Entenda como o crime foi arquitetado
De acordo com seu depoimento, o plano para matar Christine surgiu quando Brendan afirmou que não queria se divorciar para evitar divisão de bens e da guarda da filha. “Ele mencionou o plano para se livrar dela”, declarou Juliana em tribunal.
A acusação sustenta que o casal criou um perfil falso em uma rede social de sadomasoquismo, usando fotos de Christine, para atrair Ryan à residência e incriminá-lo pelo assassinato.

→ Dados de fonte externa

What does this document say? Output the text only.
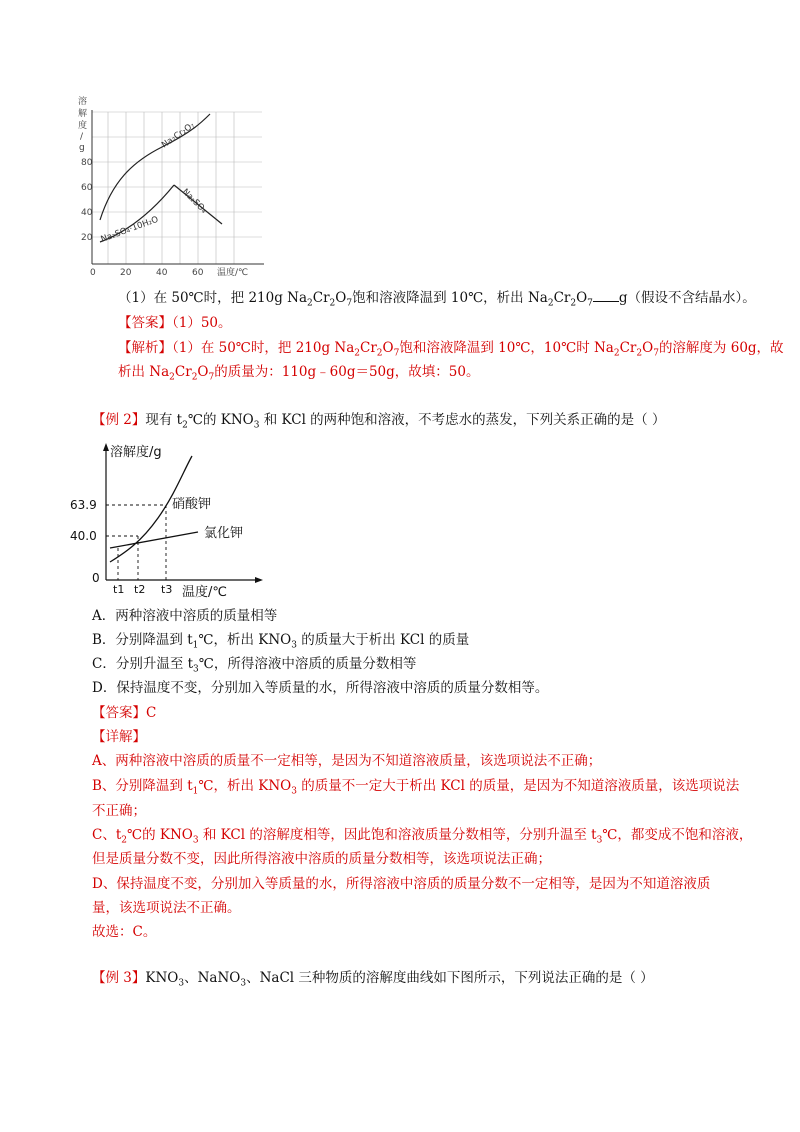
溶
解
度
/
g
80
60
40
20
0	20	40	60 温度/℃
Na₂Cr₂O₇
Na₂SO₄·10H₂O
Na₂SO₄
（1）在 50℃时，把 210g $Na_2Cr_2O_7$饱和溶液降温到 10℃，析出 $Na_2Cr_2O_7$ g（假设不含结晶水）。
【答案】（1）50。
【解析】（1）在 50℃时，把 210g $Na_2Cr_2O_7$饱和溶液降温到 10℃，10℃时 $Na_2Cr_2O_7$的溶解度为 60g，故
析出 $Na_2Cr_2O_7$的质量为：110g﹣60g＝50g，故填：50。
【例 2】现有 $t_2℃$的 $KNO_3$ 和 KCl 的两种饱和溶液，不考虑水的蒸发，下列关系正确的是（ ）
溶解度/g
63.9
40.0
0
硝酸钾
氯化钾
t1 t2 t3 温度/℃
A．两种溶液中溶质的质量相等
B．分别降温到 $t_1℃$，析出 $KNO_3$ 的质量大于析出 KCl 的质量
C．分别升温至 $t_3℃$，所得溶液中溶质的质量分数相等
D．保持温度不变，分别加入等质量的水，所得溶液中溶质的质量分数相等。
【答案】C
【详解】
A、两种溶液中溶质的质量不一定相等，是因为不知道溶液质量，该选项说法不正确；
B、分别降温到 $t_1℃$，析出 $KNO_3$ 的质量不一定大于析出 KCl 的质量，是因为不知道溶液质量，该选项说法
不正确；
C、$t_2℃$的 $KNO_3$ 和 KCl 的溶解度相等，因此饱和溶液质量分数相等，分别升温至 $t_3℃$，都变成不饱和溶液，
但是质量分数不变，因此所得溶液中溶质的质量分数相等，该选项说法正确；
D、保持温度不变，分别加入等质量的水，所得溶液中溶质的质量分数不一定相等，是因为不知道溶液质
量，该选项说法不正确。
故选：C。
【例 3】$KNO_3$、NaNO$_3$、NaCl 三种物质的溶解度曲线如下图所示，下列说法正确的是（ ）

Juliana afirmou que participou das conversas e que os dois chegaram a frequentar um clube de tiro antes do crime. “Para o caso de eu precisar usar, caso algo desse errado”, disse sobre os treinamentos.
Como o crime ocorreu
No dia 24 de fevereiro de 2023, segundo a brasileira, os acontecimentos fugiram ao planejado. Ela relatou que viu Ryan sobre Christine no quarto do casal. “Ela [Christine] gritou para Brendan: 'Brendan, ele tem uma faca'. E foi nesse momento que ele atirou em Joe [Ryan] pela primeira vez”, afirmou.
Juliana contou que Brendan passou a esfaquear a esposa. “Ele subiu em cima dela e foi aí que eu vi ele esfaqueando ela pela primeira vez”, disse. Em outro trecho do depoimento, descreveu: “Eu me ajoelhei e coloquei minhas mãos no carpete, mas, assim que senti o sangue, tirei a mão".
Ela negou ter esfaqueado Christine, mas admitiu ter atirado em Ryan quando percebeu que ele ainda estava vivo. “Ele estava se mexendo e o Brendan não teve nenhuma reação. E foi aí que eu disparei também”. “Eu simplesmente atirei nele, e ele caiu para trás”, completou.
Após meses de investigação, Juliana foi presa e fechou um acordo com a Promotoria. Declarou-se culpada de homicídio culposo, acusação mais branda, e concordou em testemunhar contra Brendan.
Sua sentença será anunciada nesta sexta-feira (13), e há possibilidade de que seja libertada em breve e deportada ao Brasil.
Marido diz que é inocente
Brendan Banfield foi condenado por homicídio qualificado, mas sustenta que é inocente. Em julgamento, classificou a acusação como “completamente insana” e afirmou: “Eu não sabia nada sobre Joe Ryan antes das interações no quarto”. Sua defesa alega que Juliana mentiu para obter benefícios no acordo com os promotores.
Durante o processo, veio à tona que produtores procuraram Juliana para negociar os direitos de sua história. Em mensagens enviadas da prisão para a mãe, ela mencionou a possibilidade de um documentário da Netflix como forma de “pensar no futuro” e reconstruir a vida após o caso.
Ao explicar por que decidiu confessar, a brasileira declarou: “Acho que foi por achar que estava fazendo a coisa certa. O mundo merecia saber o que realmente aconteceu e eu simplesmente não conseguia guardar isso para mim, a vergonha, a culpa, a tristeza e todos esses sentimentos.”
O caso segue repercutindo nos Estados Unidos e no Brasil, enquanto a Justiça define as penas finais dos envolvidos.